Por conta disso, a PGFN se deu por vencida. “Não se verificando meios à superação do precedente do STJ e sendo a matéria infraconstitucional, propõe-se a inclusão do tema objeto da presente parecer na lista de dispensa de contestação e recursos desta Procuradoria-Geral”, afirma a procuradora Andreia Machado Cunha, que assina o documento.

Segundo o advogado Rafael Ristow, sócio do BCOR Advogados, esses pareceres têm como intuito evitar a litigiosidade excessiva. No escritório, ele disse ter pelo menos 10 casos em que a PGFN recorreu de decisões monocráticas do Tribunal Regional Federal da 3ª Região, em São Paulo, mesmo após o julgamento em repetitivo do STJ. “A procuradoria só tem a prerrogativa de não recorrer depois do parecer”.

O documento, portanto, é importante porque a procuradoria “reconhece a derrota” e desiste dos recursos.

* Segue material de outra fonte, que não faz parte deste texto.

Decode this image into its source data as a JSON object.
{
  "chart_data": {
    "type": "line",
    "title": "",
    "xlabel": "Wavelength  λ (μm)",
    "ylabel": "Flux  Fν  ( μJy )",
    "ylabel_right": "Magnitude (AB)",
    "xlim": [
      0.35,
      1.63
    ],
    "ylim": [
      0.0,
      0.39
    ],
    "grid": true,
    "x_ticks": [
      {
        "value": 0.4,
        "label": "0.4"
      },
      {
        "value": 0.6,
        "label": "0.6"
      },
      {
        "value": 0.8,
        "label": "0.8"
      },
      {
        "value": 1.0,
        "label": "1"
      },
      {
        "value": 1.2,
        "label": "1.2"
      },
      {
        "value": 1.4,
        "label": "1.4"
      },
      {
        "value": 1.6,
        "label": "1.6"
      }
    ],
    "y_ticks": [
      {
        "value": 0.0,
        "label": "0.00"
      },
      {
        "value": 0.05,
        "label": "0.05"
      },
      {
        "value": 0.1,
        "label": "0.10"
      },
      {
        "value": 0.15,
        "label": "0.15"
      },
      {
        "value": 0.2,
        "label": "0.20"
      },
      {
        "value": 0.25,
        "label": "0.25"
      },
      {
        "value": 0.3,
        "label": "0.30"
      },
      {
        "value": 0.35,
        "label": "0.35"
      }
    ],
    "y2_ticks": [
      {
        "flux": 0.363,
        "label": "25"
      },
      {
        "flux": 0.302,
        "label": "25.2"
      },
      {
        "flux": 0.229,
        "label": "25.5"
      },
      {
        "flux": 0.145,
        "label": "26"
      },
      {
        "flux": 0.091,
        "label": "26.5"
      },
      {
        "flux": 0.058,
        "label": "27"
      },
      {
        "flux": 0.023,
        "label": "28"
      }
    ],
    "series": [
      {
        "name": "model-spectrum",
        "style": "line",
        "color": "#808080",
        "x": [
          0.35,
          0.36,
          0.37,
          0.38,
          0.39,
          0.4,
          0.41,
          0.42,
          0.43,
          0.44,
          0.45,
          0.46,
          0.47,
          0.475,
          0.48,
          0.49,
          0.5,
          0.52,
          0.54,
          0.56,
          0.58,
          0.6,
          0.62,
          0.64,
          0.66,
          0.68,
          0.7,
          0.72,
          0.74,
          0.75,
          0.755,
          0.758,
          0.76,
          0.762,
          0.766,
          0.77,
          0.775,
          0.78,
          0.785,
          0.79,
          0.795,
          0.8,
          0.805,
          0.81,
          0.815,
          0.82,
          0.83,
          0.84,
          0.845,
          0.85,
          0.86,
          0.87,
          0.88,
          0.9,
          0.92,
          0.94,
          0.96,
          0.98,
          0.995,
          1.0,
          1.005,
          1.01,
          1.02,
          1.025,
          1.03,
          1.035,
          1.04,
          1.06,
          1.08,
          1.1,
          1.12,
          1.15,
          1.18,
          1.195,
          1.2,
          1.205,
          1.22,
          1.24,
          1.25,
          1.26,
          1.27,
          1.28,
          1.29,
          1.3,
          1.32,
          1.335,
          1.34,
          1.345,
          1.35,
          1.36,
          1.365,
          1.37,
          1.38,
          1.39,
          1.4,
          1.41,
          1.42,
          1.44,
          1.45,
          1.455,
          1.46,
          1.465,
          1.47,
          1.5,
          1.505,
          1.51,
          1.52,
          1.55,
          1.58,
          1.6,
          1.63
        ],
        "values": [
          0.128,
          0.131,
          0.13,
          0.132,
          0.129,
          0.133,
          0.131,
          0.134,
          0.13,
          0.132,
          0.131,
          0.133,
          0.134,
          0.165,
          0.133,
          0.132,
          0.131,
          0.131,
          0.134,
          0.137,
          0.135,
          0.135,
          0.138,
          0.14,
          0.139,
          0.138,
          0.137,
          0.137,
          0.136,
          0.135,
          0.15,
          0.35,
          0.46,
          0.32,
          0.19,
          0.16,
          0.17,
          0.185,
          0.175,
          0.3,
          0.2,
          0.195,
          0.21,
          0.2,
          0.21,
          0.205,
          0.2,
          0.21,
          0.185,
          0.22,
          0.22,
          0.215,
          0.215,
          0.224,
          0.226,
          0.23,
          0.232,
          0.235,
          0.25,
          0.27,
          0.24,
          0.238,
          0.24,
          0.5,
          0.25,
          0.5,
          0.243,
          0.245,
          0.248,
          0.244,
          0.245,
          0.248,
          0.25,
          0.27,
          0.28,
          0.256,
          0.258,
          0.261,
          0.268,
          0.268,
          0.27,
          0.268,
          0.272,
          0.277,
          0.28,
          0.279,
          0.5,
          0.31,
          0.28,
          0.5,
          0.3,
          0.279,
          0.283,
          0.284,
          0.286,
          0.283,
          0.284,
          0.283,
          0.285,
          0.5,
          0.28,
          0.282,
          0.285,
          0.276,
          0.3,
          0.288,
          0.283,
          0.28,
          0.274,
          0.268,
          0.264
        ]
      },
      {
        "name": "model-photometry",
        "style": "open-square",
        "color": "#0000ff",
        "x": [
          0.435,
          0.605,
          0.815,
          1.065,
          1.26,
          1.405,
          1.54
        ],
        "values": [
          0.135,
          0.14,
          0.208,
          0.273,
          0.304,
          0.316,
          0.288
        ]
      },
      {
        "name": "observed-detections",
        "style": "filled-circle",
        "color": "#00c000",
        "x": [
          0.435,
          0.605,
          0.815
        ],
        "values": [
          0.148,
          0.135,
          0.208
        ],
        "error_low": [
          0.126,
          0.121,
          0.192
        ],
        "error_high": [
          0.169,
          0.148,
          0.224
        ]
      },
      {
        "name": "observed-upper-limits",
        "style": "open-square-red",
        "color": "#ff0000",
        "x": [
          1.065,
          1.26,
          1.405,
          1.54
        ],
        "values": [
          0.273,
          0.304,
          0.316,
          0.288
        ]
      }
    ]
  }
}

Sem essa orientação havia o risco, por conta das soluções de consulta da Receita, de a decisão favorável aos contribuintes não ser cumprida. “Mesmo com o precedente, havia o risco de ter alguma autuação ou para quem fizesse a compensação administrativa, ela não fosse homologada”, diz Ristow.

Agora, os contribuintes podem ficar mais tranquilos, conclui. “Os próprios auditores, por lei, vão ter que reconhecer o direito à exclusão”, diz. “Eles ainda podem olhar a parte quantitativa, se os valores que estão sendo excluídos estão corretos, mas a parte jurídica, se tem o direito ou não à exclusão, agora já pacificou”, afirma, citando o artigo 19 da Lei nº 13.874/2019.

O tributarista Renan Godoy, sócio do Giordani Advogados Associados, que atuou em um dos casos julgados pelo STJ em conjunto com Guilherme Wagner, avalia o parecer da PGFN como positivo, mas alerta que é mais restritivo do que a decisão dos ministros. “A procuradoria fala que só o ICMS-ST destacado na nota é que pode ser retirado do cálculo do PIS e da Cofins. A gente discorda, porque muitos contribuintes que pagam o ICMS-ST diretamente, não por meio de destaque na nota, vão ser prejudicados”, diz o especialista.

De acordo com ele, há situações em que o ICMS-ST é recolhido pelo comprador da mercadoria e não pelo vendedor, de modo que os adquirentes terminam sendo substituídos e substitutos ao mesmo tempo. “O ICMS-ST não vem destacado na nota de compra e venda, ele é pago pelo contribuinte que recebe a mercadoria em uma guia apartada, exclusiva para essa operação. Então, nesses casos, embora se encaixe perfeitamente no mérito da causa, acaba ficando de fora, na opinião da procuradoria”, afirma Godoy.